On Tuesday, a few days after the initial news broke, Wells Fargo’s CEO John Stumpf spoke about the recent developments in an interview with the Wall Street Journal. The CEO categorically denied that the fraudulent activities were condoned or spurred on by the bank’s management and working culture.
“There was no incentive to do bad things”, he stated. He added that the illegal conduct was not acceptable and said that Wells Fargo does not “want one dime of income that’s not earned properly”.
Unfortunately for Stumpf, some of his colleagues disputed that statement. Wells Fargo’s CFO John Shrewsberry told the Wall Street Journal that the culture at the bank is most definitely problematic, with “people trying to meet minimum goals to hang onto their job”.
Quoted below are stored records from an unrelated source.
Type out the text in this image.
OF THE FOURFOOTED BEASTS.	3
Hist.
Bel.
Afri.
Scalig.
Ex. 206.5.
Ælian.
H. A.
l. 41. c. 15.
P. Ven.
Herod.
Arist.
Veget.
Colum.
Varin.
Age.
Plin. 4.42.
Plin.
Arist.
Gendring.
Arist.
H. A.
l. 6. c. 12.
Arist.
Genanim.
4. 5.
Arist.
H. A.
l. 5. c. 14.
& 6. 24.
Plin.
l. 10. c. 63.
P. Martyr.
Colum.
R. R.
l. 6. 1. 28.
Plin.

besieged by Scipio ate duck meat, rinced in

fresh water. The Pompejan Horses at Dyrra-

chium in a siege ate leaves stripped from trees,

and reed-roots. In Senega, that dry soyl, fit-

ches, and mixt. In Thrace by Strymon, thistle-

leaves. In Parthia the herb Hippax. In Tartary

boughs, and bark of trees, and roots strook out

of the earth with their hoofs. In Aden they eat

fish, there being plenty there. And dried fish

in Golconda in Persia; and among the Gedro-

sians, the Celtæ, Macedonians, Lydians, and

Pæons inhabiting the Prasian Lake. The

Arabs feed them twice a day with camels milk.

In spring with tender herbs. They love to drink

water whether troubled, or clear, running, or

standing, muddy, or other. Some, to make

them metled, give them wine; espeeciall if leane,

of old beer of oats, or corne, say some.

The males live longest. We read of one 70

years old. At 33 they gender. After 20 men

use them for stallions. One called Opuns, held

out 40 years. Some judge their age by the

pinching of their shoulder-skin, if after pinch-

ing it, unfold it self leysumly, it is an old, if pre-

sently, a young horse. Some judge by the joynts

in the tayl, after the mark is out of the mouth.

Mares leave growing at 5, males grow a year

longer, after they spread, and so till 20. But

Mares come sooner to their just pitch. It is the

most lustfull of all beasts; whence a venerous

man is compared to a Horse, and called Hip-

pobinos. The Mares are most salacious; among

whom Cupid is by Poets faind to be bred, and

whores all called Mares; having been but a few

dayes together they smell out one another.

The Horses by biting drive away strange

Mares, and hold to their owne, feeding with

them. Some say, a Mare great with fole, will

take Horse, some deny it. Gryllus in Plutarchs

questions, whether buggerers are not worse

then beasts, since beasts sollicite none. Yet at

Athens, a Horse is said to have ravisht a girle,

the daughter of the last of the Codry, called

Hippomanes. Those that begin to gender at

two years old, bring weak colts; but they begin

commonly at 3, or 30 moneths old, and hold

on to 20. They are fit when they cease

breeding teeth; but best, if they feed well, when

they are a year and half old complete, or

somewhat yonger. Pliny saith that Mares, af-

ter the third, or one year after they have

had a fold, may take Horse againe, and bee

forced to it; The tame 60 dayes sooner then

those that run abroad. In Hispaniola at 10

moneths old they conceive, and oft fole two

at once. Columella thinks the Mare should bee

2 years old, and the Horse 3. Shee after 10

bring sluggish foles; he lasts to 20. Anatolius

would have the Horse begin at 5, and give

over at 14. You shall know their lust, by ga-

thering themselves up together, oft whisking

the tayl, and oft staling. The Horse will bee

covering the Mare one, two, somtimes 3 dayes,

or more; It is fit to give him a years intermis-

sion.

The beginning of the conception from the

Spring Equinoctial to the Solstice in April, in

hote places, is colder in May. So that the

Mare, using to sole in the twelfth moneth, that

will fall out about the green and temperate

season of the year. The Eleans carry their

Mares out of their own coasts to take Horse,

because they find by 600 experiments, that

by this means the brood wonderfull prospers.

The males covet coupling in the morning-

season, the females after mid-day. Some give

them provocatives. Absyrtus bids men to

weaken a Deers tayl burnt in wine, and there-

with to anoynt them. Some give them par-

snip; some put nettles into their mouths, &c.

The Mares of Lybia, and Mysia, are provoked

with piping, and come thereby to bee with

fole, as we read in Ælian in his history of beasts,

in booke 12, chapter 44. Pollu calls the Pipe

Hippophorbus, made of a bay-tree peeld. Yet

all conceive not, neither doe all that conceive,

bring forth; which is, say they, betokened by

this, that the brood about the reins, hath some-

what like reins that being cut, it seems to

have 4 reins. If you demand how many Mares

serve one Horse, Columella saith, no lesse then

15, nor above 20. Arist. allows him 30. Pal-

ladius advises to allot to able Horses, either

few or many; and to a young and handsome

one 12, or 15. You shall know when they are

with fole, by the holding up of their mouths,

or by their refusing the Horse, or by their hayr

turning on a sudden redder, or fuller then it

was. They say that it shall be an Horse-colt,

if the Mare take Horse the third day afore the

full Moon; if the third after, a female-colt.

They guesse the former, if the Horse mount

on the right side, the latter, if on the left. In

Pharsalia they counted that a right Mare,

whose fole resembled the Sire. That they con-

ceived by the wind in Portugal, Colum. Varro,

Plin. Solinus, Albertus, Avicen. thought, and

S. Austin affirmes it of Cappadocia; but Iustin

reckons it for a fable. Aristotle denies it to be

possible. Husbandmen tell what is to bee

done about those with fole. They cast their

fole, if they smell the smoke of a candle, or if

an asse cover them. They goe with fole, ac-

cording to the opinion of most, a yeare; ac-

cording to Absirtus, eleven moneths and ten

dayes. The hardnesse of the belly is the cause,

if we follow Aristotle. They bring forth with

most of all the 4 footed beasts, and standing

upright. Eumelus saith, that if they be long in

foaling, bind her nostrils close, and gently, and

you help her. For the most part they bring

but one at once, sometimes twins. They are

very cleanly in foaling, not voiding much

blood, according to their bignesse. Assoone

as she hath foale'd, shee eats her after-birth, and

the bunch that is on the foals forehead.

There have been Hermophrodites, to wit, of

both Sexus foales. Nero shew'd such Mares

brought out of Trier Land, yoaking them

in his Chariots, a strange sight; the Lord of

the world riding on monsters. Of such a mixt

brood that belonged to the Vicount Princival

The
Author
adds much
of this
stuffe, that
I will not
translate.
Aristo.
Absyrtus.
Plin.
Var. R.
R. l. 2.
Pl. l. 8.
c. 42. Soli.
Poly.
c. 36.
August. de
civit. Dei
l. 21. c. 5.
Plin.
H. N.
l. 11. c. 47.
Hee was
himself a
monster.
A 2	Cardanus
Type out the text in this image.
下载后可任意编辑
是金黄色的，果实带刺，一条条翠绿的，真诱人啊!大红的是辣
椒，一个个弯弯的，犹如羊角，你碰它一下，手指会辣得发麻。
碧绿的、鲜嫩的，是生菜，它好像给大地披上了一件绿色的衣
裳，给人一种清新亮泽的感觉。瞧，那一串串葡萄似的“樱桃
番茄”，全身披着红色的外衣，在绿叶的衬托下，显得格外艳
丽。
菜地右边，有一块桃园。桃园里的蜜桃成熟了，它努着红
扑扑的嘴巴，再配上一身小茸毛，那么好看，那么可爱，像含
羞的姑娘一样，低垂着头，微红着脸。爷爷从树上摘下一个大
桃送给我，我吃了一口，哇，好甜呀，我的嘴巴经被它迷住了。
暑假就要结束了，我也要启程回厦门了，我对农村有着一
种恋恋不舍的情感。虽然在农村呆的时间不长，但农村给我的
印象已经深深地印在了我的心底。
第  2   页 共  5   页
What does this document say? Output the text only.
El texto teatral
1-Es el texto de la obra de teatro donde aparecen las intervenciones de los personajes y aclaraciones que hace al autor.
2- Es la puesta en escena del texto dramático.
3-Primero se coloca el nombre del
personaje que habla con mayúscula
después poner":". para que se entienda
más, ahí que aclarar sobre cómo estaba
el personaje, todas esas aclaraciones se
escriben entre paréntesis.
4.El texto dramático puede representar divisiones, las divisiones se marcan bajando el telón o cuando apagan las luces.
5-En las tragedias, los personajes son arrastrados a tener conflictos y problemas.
Furthermore, despite the CEO’s claims that the bank offered no incentives to do bad things, it was announced that Wells Fargo will soon eliminate the now-controversial sales targets. Commenting on the changes in a statement, the Stumpf said:
“We are eliminating product sales goals because we want to make certain our customers have full confidence that our retail bankers are always focused on the best interests of customers”.
While employees and management argue over who’s to blame, and the bank’s stock prices are falling, the one person you might think would be held responsible is getting a bonus.
Carrie Tolstedt was head of the community banking division of Wells Fargo for over nine years. Yet instead of facing any consequences, she was continuously rewarded for strong cross-sell ratios. According to calculations by CCNMoney, when she retires at the end of this year she takes home a US$124.6 million bonus.